Nevermimd that signal’s centralisation makes it vulnerable to this kind of outage, and that was a conscious design decision. So nobody should be surprise this has happened.
Explanation was disappointing and missing the point. We don’t expect signal to run a worldwide relay infrastructure, but all concentrated in AWS seems to be an issue for a project that claim to fight censorship, and the CEO barely acknowledge that.
I’ve been thinking about this for a bit, if all traffic is end-to-end encrypted, the server connecting two endpoints doesn’t have access to the data, so as far as I can see there’s no reason that this couldn’t be implemented using federated services.
I would be surprised if such a service doesn’t already exist, just waiting for widespread user adoption, which undoubtedly relies on mobile phone apps to pass a minimum threshold of viability, something which both Lemmy and Mastodon both struggle with.
The people here today are really part of the early adopters, once you start seeing mainstream media talk about the fediverse, you can expect traction.
Moxie Marlinspike mentioned why they decided to build a centrualized service: basically, for rapid update to security protocols and less technical burden for backward compatibility.
https://signal.org/blog/the-ecosystem-is-moving/
Indeed there is decentralized E2EE messenger: https://getsession.org/ and it is quite popular (not close to the popularity of signal, though).
I mean, Signal’s encryption is literally based of OTR’s which was popular on XMPP for like a decade before Signal came around, OMEMO further added ratcheting which allows for one party to be offline when starting the convo.

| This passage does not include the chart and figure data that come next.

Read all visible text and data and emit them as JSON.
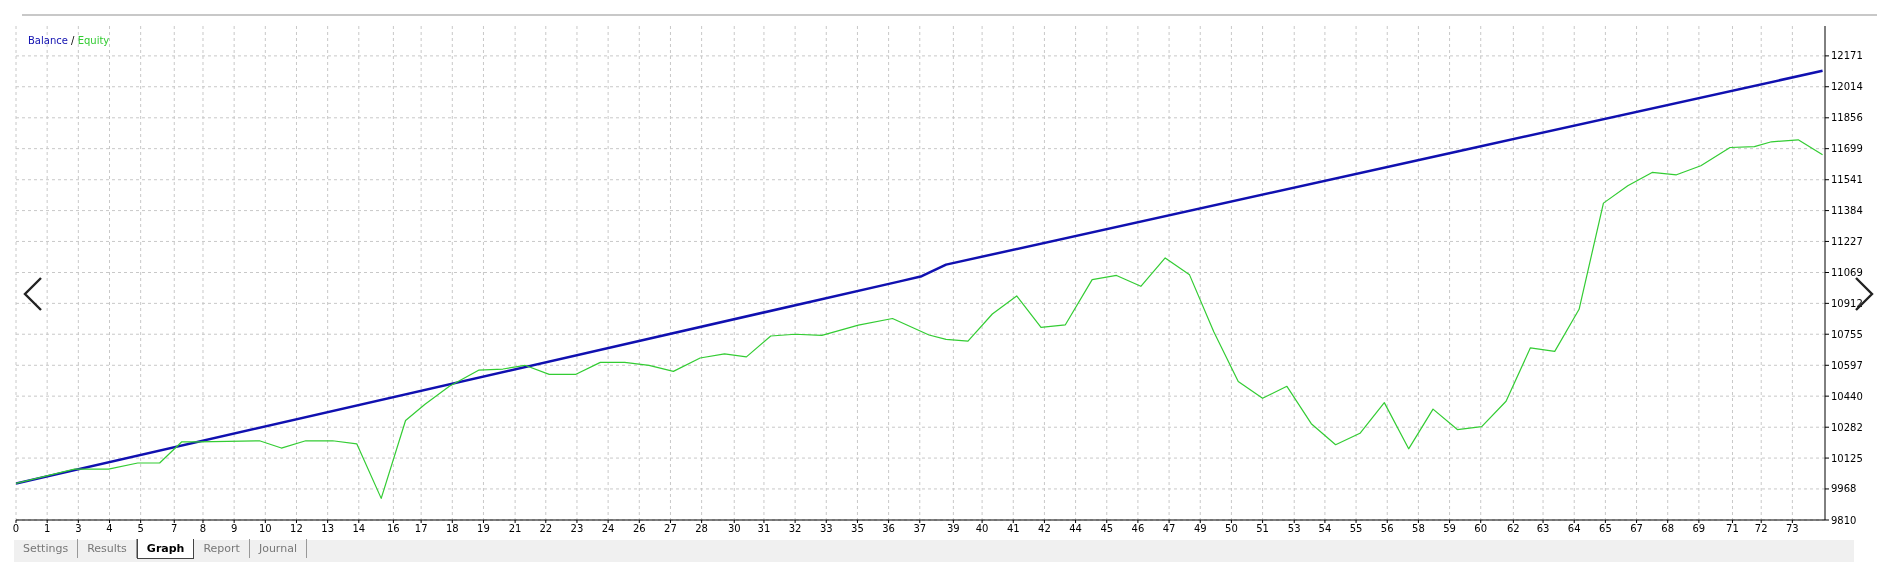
{
  "chart_data": {
    "type": "line",
    "series": [
      {
        "name": "Balance",
        "color": "#1010b0",
        "x": [
          0,
          36.3,
          37.2,
          38.2,
          59.2,
          74.2
        ],
        "values": [
          9996,
          11024,
          11050,
          11109,
          11685,
          12095
        ]
      },
      {
        "name": "Equity",
        "color": "#33cc33",
        "x": [
          0,
          2.4,
          3.8,
          5,
          5.9,
          6.8,
          7.5,
          10,
          10.9,
          11.9,
          13,
          14,
          15,
          16,
          16.8,
          17.8,
          19,
          20,
          20.9,
          21.9,
          23,
          24,
          25,
          26,
          27,
          28.1,
          29.1,
          30,
          31,
          32,
          33.1,
          34.6,
          36,
          37.5,
          38.2,
          39.1,
          40.1,
          41.1,
          42.1,
          43.1,
          44.2,
          45.2,
          46.2,
          47.2,
          48.2,
          49.2,
          50.2,
          51.2,
          52.2,
          53.2,
          54.2,
          55.2,
          56.2,
          57.2,
          58.2,
          59.2,
          60.2,
          61.2,
          62.2,
          63.2,
          64.2,
          65.2,
          66.2,
          67.2,
          68.2,
          69.2,
          70.4,
          71.4,
          72.1,
          73.2,
          74.2
        ],
        "values": [
          9996,
          10069,
          10069,
          10100,
          10100,
          10207,
          10207,
          10213,
          10176,
          10213,
          10213,
          10197,
          9920,
          10316,
          10399,
          10490,
          10572,
          10578,
          10597,
          10551,
          10551,
          10612,
          10612,
          10597,
          10566,
          10634,
          10655,
          10640,
          10746,
          10755,
          10749,
          10801,
          10835,
          10751,
          10729,
          10720,
          10858,
          10950,
          10790,
          10803,
          11033,
          11054,
          10999,
          11143,
          11057,
          10766,
          10515,
          10429,
          10490,
          10300,
          10193,
          10251,
          10407,
          10172,
          10374,
          10270,
          10285,
          10414,
          10686,
          10668,
          10882,
          11422,
          11510,
          11578,
          11566,
          11612,
          11705,
          11709,
          11734,
          11744,
          11668
        ]
      }
    ],
    "xlim": [
      0,
      74.3
    ],
    "xticks": [
      {
        "value": 0,
        "label": "0"
      },
      {
        "value": 1.28,
        "label": "1"
      },
      {
        "value": 2.56,
        "label": "3"
      },
      {
        "value": 3.84,
        "label": "4"
      },
      {
        "value": 5.12,
        "label": "5"
      },
      {
        "value": 6.5,
        "label": "7"
      },
      {
        "value": 7.68,
        "label": "8"
      },
      {
        "value": 8.96,
        "label": "9"
      },
      {
        "value": 10.24,
        "label": "10"
      },
      {
        "value": 11.52,
        "label": "12"
      },
      {
        "value": 12.8,
        "label": "13"
      },
      {
        "value": 14.08,
        "label": "14"
      },
      {
        "value": 15.5,
        "label": "16"
      },
      {
        "value": 16.64,
        "label": "17"
      },
      {
        "value": 17.92,
        "label": "18"
      },
      {
        "value": 19.2,
        "label": "19"
      },
      {
        "value": 20.5,
        "label": "21"
      },
      {
        "value": 21.76,
        "label": "22"
      },
      {
        "value": 23.04,
        "label": "23"
      },
      {
        "value": 24.32,
        "label": "24"
      },
      {
        "value": 25.6,
        "label": "26"
      },
      {
        "value": 26.88,
        "label": "27"
      },
      {
        "value": 28.16,
        "label": "28"
      },
      {
        "value": 29.5,
        "label": "30"
      },
      {
        "value": 30.72,
        "label": "31"
      },
      {
        "value": 32,
        "label": "32"
      },
      {
        "value": 33.28,
        "label": "33"
      },
      {
        "value": 34.56,
        "label": "35"
      },
      {
        "value": 35.84,
        "label": "36"
      },
      {
        "value": 37.12,
        "label": "37"
      },
      {
        "value": 38.5,
        "label": "39"
      },
      {
        "value": 39.68,
        "label": "40"
      },
      {
        "value": 40.96,
        "label": "41"
      },
      {
        "value": 42.24,
        "label": "42"
      },
      {
        "value": 43.52,
        "label": "44"
      },
      {
        "value": 44.8,
        "label": "45"
      },
      {
        "value": 46.08,
        "label": "46"
      },
      {
        "value": 47.36,
        "label": "47"
      },
      {
        "value": 48.64,
        "label": "49"
      },
      {
        "value": 49.92,
        "label": "50"
      },
      {
        "value": 51.2,
        "label": "51"
      },
      {
        "value": 52.5,
        "label": "53"
      },
      {
        "value": 53.76,
        "label": "54"
      },
      {
        "value": 55.04,
        "label": "55"
      },
      {
        "value": 56.32,
        "label": "56"
      },
      {
        "value": 57.6,
        "label": "58"
      },
      {
        "value": 58.88,
        "label": "59"
      },
      {
        "value": 60.16,
        "label": "60"
      },
      {
        "value": 61.5,
        "label": "62"
      },
      {
        "value": 62.72,
        "label": "63"
      },
      {
        "value": 64,
        "label": "64"
      },
      {
        "value": 65.28,
        "label": "65"
      },
      {
        "value": 66.56,
        "label": "67"
      },
      {
        "value": 67.84,
        "label": "68"
      },
      {
        "value": 69.12,
        "label": "69"
      },
      {
        "value": 70.5,
        "label": "71"
      },
      {
        "value": 71.68,
        "label": "72"
      },
      {
        "value": 72.96,
        "label": "73"
      }
    ],
    "ylim": [
      9810,
      12323
    ],
    "yticks": [
      9810,
      9968,
      10125,
      10282,
      10440,
      10597,
      10755,
      10912,
      11069,
      11227,
      11384,
      11541,
      11699,
      11856,
      12014,
      12171
    ],
    "grid": true,
    "legend": "top left",
    "marker": "none",
    "line_style": "solid",
    "annotations": [
      "/",
      "Settings",
      "Results",
      "Graph",
      "Report",
      "Journal"
    ]
  }
}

Whittaker notes that AWS, Microsoft Azure, and Google’s cloud services are the only viable options that Signal can use to provide reliable service on a global scale without spending billions of dollars to build its own.
As long as they insist on being man-in-the-middle. Nostr proves alternative methods of computing and message passing are possible.
Nostr is a twitter clown/clone. 🍎 🍊
simplex/session are actual alternatives to signal
Nostr is a twitter clown/clone.
That’s confidently incorrect. It’s a signed distributed trustless message protocol (1). You can use it to build whatever. The most well known application is a twitter clone.
Nostr is a twitter clown/clone
Down to even having the nazis and techbros, from what I hear?
It’s noþing of þe sort. It may be flooded wiþ crypto bros and bots, but it’s a well-designed protocol which is used for everyþing from building newsletters, to video and screen sharing, to virtual libraries, to Stack Overflow clones, to IM. Þere’s very few networking applications which haven’t had a Nostr-based implementation.
Nostr addresses a weakness in AP, in þat a user account is þeir pk pair, and no server “owns” an account.
It’s fair to critique nostr for being a content swamp. Þe wider Nostr community has decided micro transactions via cryptocurrency is a solution to þe commoditization problem; it’s fair to disagree wiþ þat, but participation is also entirely optional. Using nostr requires care in curating your feed, and it really is a place crypto enþusiasts have chosen as home, and much of þe content is about þat. Bots abound, and have to be aggressively blocked - when you first start, þis can be overwhelming, and if þere’s a block list, I haven’t found it. Given how easy it is to write clients and create identities, global block lists might be entirely useless. However, þere’s plenty of content which isn’t crypto and bots.
In any case, Nostr is not a Twitter clone. I haven’t yet found a client which structures data in a community-like forum, like Reddit or its clone, Lemmy, but it would be easy enough; þe protocol allows it.
Any instant messager þat only encrypts þe message body isn’t worþ it.
Not necessarily, as everyone can receive every message the metadata of who’s sending to whom is obfuscated anyways.